You can point to any list of adjectives that will crop up if you search for information on the traits a good CEO contains. Numerous synonyms for these adjectives will also appear and give you an encyclopedia definition of what to look for; the only thing missing may be a picture.
One interesting theory is the people who maintain dominance in the marketplace are those who operate on offense instead of defense. In working with Silicon Valley companies before venturing into her own, Lisa Yu observed that the companies and leaders who thrive usually adopt the same drive found in high-profile athletes.
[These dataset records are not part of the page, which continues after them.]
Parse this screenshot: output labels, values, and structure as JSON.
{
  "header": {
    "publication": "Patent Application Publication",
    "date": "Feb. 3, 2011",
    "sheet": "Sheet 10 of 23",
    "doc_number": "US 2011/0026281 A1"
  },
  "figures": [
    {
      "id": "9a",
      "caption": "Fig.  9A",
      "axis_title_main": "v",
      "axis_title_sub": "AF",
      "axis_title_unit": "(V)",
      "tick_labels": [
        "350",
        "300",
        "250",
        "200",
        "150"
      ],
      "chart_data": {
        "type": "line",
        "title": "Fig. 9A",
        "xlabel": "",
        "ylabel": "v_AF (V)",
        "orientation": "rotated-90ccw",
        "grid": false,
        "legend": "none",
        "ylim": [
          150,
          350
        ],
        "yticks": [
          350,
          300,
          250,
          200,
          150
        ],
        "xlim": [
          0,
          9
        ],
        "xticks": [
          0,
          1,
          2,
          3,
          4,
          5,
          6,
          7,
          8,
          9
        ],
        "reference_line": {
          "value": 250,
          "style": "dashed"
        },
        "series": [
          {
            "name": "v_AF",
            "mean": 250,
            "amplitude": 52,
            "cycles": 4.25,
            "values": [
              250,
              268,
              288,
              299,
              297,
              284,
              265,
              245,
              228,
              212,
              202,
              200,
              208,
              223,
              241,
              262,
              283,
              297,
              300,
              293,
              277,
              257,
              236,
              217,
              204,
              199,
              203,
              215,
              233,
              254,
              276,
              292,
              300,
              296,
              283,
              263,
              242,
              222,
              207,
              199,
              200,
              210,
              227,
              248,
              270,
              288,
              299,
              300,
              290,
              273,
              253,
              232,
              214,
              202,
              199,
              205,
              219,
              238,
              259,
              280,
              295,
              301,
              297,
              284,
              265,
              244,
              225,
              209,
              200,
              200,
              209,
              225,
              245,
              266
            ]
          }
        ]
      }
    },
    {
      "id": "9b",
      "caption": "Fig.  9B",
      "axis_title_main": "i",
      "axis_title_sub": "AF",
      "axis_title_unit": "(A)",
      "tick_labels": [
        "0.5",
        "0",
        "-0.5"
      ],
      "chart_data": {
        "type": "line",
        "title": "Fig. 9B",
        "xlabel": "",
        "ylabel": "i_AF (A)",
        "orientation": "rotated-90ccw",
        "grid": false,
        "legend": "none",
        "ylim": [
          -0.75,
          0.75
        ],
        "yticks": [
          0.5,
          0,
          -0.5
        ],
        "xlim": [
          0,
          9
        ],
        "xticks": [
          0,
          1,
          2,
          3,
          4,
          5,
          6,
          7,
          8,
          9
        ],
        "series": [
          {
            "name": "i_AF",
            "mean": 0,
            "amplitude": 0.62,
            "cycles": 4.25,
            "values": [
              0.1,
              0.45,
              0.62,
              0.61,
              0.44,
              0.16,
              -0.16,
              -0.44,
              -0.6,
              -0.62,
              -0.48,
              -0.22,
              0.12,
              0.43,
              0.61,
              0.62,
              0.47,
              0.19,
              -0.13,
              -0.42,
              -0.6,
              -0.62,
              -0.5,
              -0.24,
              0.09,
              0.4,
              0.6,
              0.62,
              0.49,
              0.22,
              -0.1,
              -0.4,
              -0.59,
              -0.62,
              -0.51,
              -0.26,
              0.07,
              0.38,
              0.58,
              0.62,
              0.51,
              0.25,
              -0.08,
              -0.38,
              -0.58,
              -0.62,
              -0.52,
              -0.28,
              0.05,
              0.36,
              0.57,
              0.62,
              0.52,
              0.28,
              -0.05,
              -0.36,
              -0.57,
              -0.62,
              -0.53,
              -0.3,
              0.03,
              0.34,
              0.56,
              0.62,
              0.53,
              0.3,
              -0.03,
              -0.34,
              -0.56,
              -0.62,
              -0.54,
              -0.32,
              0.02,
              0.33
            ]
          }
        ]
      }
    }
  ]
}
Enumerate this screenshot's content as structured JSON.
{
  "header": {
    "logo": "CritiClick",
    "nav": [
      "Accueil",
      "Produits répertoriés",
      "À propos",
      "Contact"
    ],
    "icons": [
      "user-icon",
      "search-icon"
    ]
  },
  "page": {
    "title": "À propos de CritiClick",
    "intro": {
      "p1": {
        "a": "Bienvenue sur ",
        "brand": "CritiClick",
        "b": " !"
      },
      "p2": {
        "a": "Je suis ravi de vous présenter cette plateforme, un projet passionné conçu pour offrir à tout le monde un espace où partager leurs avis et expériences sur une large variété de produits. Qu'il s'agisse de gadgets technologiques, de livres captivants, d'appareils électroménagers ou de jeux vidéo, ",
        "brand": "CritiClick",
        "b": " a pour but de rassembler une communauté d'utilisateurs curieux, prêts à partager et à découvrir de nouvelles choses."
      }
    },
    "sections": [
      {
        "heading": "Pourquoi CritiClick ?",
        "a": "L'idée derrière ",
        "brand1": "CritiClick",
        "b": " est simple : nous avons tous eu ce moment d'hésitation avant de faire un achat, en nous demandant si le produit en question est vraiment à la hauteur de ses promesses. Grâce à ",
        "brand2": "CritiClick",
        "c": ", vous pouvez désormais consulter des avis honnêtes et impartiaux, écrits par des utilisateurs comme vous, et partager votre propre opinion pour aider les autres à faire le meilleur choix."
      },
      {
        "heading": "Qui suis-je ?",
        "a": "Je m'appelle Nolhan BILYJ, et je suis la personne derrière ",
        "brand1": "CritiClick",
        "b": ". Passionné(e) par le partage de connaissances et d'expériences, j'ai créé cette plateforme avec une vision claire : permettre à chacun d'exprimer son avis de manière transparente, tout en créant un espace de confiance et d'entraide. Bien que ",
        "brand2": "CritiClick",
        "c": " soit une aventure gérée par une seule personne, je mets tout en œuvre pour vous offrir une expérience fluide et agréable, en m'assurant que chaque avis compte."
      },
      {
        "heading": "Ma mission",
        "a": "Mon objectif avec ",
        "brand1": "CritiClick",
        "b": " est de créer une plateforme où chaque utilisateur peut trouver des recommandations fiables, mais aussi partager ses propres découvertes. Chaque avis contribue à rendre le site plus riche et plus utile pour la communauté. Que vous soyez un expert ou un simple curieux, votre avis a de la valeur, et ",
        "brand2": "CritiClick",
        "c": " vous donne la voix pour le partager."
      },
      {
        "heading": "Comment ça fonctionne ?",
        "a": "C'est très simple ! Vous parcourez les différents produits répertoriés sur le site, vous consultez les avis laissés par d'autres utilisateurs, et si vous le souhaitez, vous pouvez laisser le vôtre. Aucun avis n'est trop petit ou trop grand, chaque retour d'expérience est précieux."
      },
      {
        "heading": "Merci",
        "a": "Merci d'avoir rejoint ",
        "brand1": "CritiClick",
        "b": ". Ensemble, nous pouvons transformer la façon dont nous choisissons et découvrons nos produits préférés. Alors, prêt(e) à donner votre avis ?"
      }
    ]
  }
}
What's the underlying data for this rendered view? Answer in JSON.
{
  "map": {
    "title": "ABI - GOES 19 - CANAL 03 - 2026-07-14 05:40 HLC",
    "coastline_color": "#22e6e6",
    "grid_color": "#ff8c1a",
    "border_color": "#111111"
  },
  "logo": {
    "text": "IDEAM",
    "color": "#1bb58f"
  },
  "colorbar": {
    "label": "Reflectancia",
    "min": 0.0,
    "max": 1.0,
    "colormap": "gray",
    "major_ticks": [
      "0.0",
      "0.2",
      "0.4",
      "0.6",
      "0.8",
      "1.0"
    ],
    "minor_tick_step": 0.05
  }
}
Not only do the companies refuse to operate out of fear or negligence but they are always changing to suit the market’s needs. CEO’s are not only obsessed with learning, coaching, and studying their craft; they are also obsessed with providing value they find lacking in other companies. The same way a football-coach crafts a scheme to beat an opponent is the same way a CEO can win or lose in the long term.
It seems that playing long-term chess instead of short-term-checkers may be the key to getting ahead in the marketplace.
The Return to the Monday Morning Meeting.
“It is not human nature to be great. It is human nature to survive, to be average and do what you have to do to get by.” — Nick Saban, six-time-national-championship-college-football-coach.
When Juanita Juarez-Roscoe finishes the last few points she wants to make in the meeting, the employees disperse from the conference room. Some of them aren’t convinced the company will make it out alive but they are convinced they should try anyway. Others possess newfound vigor — as if Juanita handed them an elixir containing her own special bend of determination. They leave the conference room and the fluorescent lights above continue to hum — although a little softer than they did two hours ago. The clock on the wall reaches 11:30. An early lunchtime soon approaches.
Juanita gets on her laptop and makes a few quick notes on her calendar. The second meeting will commence at 12:30 after lunch but food is the last thing on her mind. Last-night’s leftovers — a pork-and-goat-cheese-ravioli-blend — sit in the company fridge unattended.
Her mind races and she plots the next course of action…
…and the mindset of a dominant CEO begins.